Missouri Public Service Commission

Public Service Commission overview
- Jurisdiction: Missouri
- Public Service Commission executive: Chairman, Kayla Hahn;
- Website: Missouri Public Service Commission Website

= Missouri Public Service Commission =

The Missouri Public Service Commission (PSC) regulates investor-owned telephone, electric, natural gas, steam, water, and sewer utilities in the state of Missouri, as well as regulating manufacturer and retail sales of new and used manufactured homes and modular units.

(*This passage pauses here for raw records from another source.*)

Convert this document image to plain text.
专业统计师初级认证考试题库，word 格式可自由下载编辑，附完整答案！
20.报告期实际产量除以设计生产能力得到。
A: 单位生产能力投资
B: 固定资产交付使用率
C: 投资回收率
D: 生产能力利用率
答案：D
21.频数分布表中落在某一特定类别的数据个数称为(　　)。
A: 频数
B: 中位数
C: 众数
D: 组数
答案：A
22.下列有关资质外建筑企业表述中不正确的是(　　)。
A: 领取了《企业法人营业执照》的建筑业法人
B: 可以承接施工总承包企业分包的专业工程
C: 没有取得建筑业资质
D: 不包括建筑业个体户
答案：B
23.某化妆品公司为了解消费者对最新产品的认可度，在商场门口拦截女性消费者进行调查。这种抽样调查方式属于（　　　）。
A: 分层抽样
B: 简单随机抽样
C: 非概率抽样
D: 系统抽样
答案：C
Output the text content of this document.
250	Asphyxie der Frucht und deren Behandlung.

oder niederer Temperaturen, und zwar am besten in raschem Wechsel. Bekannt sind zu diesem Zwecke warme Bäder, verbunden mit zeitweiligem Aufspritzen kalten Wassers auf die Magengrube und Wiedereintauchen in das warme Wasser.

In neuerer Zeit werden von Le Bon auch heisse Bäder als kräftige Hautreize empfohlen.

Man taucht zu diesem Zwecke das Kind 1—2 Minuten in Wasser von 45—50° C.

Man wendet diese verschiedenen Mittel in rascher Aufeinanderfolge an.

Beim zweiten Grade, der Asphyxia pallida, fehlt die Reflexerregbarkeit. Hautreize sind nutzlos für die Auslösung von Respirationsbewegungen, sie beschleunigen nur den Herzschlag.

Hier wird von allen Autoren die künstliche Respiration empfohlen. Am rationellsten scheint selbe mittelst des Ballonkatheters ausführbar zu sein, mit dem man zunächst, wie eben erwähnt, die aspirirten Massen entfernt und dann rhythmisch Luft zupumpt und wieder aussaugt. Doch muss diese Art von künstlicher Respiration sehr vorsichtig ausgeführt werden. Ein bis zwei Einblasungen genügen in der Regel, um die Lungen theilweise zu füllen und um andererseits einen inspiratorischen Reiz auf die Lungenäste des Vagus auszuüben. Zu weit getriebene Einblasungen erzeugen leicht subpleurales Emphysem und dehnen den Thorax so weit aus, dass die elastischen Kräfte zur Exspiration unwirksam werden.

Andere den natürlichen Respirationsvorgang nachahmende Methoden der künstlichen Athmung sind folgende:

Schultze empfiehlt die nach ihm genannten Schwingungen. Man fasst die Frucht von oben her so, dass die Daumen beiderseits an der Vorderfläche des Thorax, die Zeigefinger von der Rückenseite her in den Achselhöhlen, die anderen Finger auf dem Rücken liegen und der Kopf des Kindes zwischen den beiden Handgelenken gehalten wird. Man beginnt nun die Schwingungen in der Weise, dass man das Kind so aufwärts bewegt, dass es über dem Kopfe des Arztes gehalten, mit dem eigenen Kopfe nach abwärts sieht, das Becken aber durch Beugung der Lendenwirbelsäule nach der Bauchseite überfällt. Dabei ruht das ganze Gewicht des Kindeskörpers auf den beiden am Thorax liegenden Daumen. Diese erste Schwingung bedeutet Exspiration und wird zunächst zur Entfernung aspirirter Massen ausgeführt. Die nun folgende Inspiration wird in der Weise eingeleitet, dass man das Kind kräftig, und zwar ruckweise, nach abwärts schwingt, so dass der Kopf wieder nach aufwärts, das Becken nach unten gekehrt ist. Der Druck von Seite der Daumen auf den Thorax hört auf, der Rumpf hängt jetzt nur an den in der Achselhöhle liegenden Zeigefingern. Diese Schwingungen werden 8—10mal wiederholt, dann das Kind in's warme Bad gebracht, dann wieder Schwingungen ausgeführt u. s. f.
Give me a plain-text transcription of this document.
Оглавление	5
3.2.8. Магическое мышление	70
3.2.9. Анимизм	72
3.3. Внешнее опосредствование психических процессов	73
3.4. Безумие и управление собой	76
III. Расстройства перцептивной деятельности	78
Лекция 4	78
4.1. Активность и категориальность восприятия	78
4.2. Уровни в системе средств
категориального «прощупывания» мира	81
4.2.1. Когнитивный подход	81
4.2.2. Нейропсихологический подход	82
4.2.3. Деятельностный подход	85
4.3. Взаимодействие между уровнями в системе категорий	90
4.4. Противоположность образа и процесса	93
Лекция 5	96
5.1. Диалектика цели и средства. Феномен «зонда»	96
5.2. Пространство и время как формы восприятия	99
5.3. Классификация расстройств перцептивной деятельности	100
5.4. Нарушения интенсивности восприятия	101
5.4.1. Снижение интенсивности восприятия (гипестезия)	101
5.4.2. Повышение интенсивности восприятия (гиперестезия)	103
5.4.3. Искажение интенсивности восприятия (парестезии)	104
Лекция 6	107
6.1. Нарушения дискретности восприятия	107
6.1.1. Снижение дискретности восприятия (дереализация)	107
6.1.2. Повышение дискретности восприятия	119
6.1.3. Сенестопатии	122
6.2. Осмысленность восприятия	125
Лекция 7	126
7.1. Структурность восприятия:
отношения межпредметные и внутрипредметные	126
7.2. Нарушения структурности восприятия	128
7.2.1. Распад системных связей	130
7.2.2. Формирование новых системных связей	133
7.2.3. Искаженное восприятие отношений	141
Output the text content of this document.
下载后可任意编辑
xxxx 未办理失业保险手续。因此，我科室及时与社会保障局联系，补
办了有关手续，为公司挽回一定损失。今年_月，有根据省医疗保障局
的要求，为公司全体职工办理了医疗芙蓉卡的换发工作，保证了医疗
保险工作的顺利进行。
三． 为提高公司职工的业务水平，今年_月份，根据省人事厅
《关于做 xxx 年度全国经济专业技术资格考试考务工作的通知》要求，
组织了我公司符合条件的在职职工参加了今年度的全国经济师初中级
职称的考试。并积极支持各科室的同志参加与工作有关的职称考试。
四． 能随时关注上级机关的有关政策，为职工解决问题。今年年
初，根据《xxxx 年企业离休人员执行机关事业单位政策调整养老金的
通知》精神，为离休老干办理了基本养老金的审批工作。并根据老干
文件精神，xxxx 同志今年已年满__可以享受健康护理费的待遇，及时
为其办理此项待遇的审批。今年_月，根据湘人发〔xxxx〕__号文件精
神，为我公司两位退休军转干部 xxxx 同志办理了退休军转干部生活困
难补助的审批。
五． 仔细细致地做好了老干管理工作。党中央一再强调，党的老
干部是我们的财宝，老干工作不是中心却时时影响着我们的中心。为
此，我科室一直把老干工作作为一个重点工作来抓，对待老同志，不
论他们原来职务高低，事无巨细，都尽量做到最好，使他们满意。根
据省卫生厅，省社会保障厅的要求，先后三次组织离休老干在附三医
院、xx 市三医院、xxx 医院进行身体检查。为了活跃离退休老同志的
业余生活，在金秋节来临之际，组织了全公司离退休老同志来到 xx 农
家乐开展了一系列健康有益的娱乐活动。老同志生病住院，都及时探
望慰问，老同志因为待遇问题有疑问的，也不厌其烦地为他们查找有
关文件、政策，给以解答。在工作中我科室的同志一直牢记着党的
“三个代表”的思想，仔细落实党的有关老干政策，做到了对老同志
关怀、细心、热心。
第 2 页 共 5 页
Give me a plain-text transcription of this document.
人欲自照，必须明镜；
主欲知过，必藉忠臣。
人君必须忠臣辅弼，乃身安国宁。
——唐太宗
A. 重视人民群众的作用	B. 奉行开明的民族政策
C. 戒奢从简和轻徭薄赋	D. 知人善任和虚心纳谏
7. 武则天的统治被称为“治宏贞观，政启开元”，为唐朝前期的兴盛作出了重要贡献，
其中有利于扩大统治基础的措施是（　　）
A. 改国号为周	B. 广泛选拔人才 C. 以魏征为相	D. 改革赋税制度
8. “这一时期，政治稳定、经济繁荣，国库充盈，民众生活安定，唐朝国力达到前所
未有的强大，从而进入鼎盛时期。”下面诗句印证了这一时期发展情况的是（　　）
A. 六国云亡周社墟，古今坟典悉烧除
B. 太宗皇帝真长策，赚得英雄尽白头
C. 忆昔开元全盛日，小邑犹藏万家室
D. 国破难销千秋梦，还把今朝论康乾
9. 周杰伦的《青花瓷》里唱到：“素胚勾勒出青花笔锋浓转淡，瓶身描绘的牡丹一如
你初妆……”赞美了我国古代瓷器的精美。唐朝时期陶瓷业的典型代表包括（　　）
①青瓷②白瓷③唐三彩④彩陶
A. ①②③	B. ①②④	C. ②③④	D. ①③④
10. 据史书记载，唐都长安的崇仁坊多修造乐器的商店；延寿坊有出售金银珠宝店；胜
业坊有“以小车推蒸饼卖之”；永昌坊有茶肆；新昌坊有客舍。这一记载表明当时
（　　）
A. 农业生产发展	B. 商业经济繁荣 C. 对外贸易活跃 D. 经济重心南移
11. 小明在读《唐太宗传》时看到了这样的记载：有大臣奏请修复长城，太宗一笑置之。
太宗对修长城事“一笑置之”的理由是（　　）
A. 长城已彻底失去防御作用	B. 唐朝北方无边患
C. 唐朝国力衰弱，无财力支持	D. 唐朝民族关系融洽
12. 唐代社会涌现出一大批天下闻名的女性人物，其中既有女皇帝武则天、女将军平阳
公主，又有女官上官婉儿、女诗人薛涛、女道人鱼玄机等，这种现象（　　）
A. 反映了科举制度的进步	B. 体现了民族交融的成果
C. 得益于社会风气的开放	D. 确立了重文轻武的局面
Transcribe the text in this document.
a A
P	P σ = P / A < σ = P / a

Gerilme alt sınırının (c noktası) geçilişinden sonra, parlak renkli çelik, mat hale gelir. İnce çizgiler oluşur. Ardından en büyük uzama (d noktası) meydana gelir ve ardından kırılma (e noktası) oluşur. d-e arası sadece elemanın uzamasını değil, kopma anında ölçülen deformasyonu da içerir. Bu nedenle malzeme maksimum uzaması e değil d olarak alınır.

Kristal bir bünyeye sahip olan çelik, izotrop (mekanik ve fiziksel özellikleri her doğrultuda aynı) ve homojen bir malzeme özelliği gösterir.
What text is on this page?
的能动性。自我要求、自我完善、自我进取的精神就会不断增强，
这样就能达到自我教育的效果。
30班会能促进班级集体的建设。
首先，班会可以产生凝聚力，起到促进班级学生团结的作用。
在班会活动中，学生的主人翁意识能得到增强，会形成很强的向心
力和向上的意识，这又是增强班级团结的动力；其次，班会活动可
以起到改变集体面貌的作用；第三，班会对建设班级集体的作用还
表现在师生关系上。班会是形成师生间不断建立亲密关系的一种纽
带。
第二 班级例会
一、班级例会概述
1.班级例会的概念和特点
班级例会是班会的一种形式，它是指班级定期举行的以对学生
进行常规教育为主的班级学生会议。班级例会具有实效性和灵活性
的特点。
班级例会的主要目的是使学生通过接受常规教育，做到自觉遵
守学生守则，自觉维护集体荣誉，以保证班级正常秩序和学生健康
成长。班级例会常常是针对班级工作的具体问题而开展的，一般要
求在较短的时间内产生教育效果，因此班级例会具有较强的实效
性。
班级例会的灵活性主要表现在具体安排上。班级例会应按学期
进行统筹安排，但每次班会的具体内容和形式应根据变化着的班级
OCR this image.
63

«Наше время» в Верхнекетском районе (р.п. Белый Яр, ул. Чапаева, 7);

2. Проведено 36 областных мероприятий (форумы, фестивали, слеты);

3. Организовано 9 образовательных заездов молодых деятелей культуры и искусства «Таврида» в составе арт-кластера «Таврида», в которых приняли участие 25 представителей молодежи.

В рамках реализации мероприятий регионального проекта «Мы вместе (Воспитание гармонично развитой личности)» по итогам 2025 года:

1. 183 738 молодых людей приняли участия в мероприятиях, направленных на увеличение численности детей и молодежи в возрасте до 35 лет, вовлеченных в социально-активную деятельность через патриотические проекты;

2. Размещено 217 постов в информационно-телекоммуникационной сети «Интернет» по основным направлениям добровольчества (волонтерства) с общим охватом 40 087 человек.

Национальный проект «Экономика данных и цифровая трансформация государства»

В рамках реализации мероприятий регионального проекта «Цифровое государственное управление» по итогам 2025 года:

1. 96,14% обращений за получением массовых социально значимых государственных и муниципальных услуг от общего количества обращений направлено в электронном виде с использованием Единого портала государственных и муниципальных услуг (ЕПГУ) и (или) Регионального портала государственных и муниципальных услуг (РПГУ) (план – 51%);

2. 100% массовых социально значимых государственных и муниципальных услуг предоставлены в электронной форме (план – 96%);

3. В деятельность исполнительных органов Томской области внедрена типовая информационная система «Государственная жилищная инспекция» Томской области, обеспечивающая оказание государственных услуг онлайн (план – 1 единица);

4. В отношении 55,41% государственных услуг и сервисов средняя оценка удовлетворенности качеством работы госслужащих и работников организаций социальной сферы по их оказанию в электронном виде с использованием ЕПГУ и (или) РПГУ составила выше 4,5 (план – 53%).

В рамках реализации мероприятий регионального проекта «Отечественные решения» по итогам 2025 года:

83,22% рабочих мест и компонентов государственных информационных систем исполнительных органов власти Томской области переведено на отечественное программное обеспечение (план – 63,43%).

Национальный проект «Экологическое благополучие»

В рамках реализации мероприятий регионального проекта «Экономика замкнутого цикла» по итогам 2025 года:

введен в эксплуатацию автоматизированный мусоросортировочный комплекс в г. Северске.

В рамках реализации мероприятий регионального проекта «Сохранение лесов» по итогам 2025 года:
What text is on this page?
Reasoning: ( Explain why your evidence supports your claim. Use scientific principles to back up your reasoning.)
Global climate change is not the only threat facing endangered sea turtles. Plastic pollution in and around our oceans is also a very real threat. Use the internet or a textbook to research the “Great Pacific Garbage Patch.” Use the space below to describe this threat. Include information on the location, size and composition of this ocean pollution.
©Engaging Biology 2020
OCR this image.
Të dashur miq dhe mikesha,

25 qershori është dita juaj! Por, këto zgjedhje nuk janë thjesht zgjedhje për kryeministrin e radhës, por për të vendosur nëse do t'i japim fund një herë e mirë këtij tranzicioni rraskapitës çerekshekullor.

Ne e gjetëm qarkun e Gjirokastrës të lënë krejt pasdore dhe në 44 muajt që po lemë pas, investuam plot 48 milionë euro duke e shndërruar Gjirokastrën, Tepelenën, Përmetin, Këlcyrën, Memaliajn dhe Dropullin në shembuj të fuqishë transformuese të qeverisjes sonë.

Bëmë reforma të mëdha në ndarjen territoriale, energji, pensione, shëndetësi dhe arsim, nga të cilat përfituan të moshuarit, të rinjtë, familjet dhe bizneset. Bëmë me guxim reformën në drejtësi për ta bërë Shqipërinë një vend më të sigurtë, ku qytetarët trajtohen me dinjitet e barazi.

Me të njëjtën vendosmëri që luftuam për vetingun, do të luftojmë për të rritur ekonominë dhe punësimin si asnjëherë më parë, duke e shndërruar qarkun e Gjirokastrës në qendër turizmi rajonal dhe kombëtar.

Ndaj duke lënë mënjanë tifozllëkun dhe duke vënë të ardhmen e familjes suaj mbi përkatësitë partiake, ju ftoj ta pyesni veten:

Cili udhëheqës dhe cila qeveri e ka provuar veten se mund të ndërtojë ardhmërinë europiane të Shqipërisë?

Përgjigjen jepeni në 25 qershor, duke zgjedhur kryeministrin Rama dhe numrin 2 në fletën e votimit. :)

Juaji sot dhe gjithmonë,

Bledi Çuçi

The PSC commissioners are appointed by the Governor of Missouri. The current commissioners, as of 2025, are Chairman Kayla Hahn, Maida J. Coleman, Glen Kolkmeyer, and John P. Mitchell.

== History ==

=== Utility costs ===
In 1976, Missouri voted to prohibit construction works in progress charges, motivated by the financial burdens of the Callaway Nuclear Generating Station. Previous law allowed costs for new and future power plant manufacturing to factor into consumer fees. In 2025, Mike Kehoe signed a law to restore construction works in progress charges and adding tariffs, to be determined by PSC, on users requiring 100MW or more of energy.

=== Natural gas ===
In 2025, the federal government took over natural gas pipeline regulation in Missouri due to noncompliance with federal requirements.